The program contracts with a primary care physician group, the Indiana University Medical Group, and pays them a capitated rate. Officials believe having the primary care physicians at risk for all primary care needs provides an incentive for the physicians to build relationships with their patients, encourage appropriate use of the delivery system, and improve provision of primary and preventive services.
Wishard Health Services manager of inventory control Petra Fippen tells State Health Watch Health Advantage members pay a $5 per prescription copay. She says each of the primary care clinics in the county that see Health Advantage members has a pharmacy that is operated as a closed pharmacy system. The Health and Hospitals Corp. hospitals and clinics share the same closed formulary.

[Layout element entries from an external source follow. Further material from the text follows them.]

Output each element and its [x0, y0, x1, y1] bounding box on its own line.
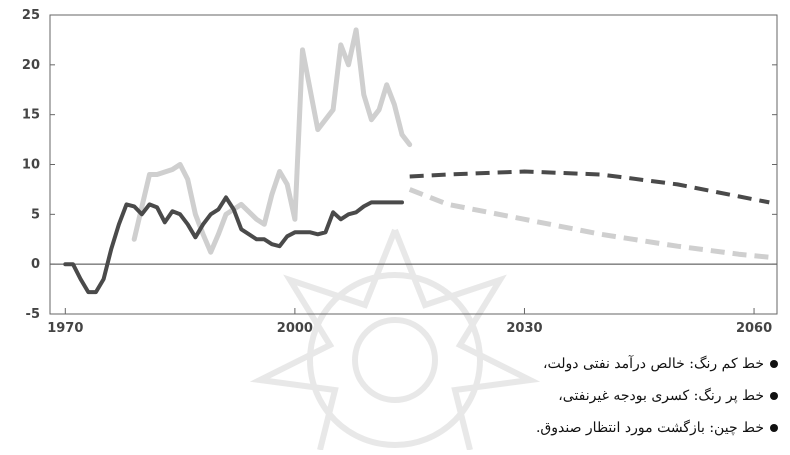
y-tick-label: -5	[26, 307, 40, 322]
y-tick-label: 20	[22, 58, 40, 73]
y-tick-label: 15	[22, 108, 40, 123]
bullet-icon	[770, 360, 778, 368]
legend-item-dashed-line: خط چین: بازگشت مورد انتظار صندوق.	[18, 412, 778, 444]
x-tick-label: 1970	[47, 321, 83, 336]
watermark-logo	[250, 228, 540, 450]
legend-text: خط چین: بازگشت مورد انتظار صندوق.	[535, 420, 764, 436]
legend-text: خط پر رنگ: کسری بودجه غیرنفتی،	[558, 388, 764, 404]
chart-axes	[49, 14, 778, 315]
bullet-icon	[770, 392, 778, 400]
y-tick-label: 25	[22, 8, 40, 23]
x-tick-label: 2060	[736, 321, 772, 336]
light-solid-series-line	[131, 27, 413, 255]
x-tick-label: 2030	[506, 321, 542, 336]
legend-text: خط کم رنگ: خالص درآمد نفتی دولت،	[543, 356, 764, 372]
dark-dashed-series-line	[409, 169, 770, 205]
legend-item-light-line: خط کم رنگ: خالص درآمد نفتی دولت،	[18, 348, 778, 380]
bullet-icon	[770, 424, 778, 432]
light-dashed-series-line	[408, 187, 770, 260]
y-tick-label: 5	[31, 207, 40, 222]
y-tick-label: 10	[22, 158, 40, 173]
y-tick-label: 0	[31, 257, 40, 272]
legend: خط کم رنگ: خالص درآمد نفتی دولت، خط پر ر…	[18, 348, 778, 444]
tick-labels: 25 20 15 10 5 0 -5 1970 2000 2030 2060	[22, 8, 772, 336]
legend-item-dark-line: خط پر رنگ: کسری بودجه غیرنفتی،	[18, 380, 778, 412]
x-tick-label: 2000	[277, 321, 313, 336]
dark-solid-series-line	[63, 195, 404, 295]
series-lines	[63, 27, 770, 295]
line-chart: 25 20 15 10 5 0 -5 1970 2000 2030 2060	[22, 8, 778, 336]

"By managing the formulary and patients' health, we're working to save the county and the program money," she says. Strategies Ms. Fippen employs include trying to enroll those who are eligible in Medicare Part D or the state's Hoosier Rx, using generic drugs as much as possible, drug ceiling pricing, and enrolling members in drug company patient assistance programs. She says these activities produced an estimated $4 million last year to help offset the county's costs.
The program dispenses some 1 million prescriptions a year. Ms. Fippen candidly says she's not sure if patients are healthier as a result of the program's efforts or if they often see sicker patients. "We're doing a lot of work," she says, "and I'd like to think we're doing something to help people."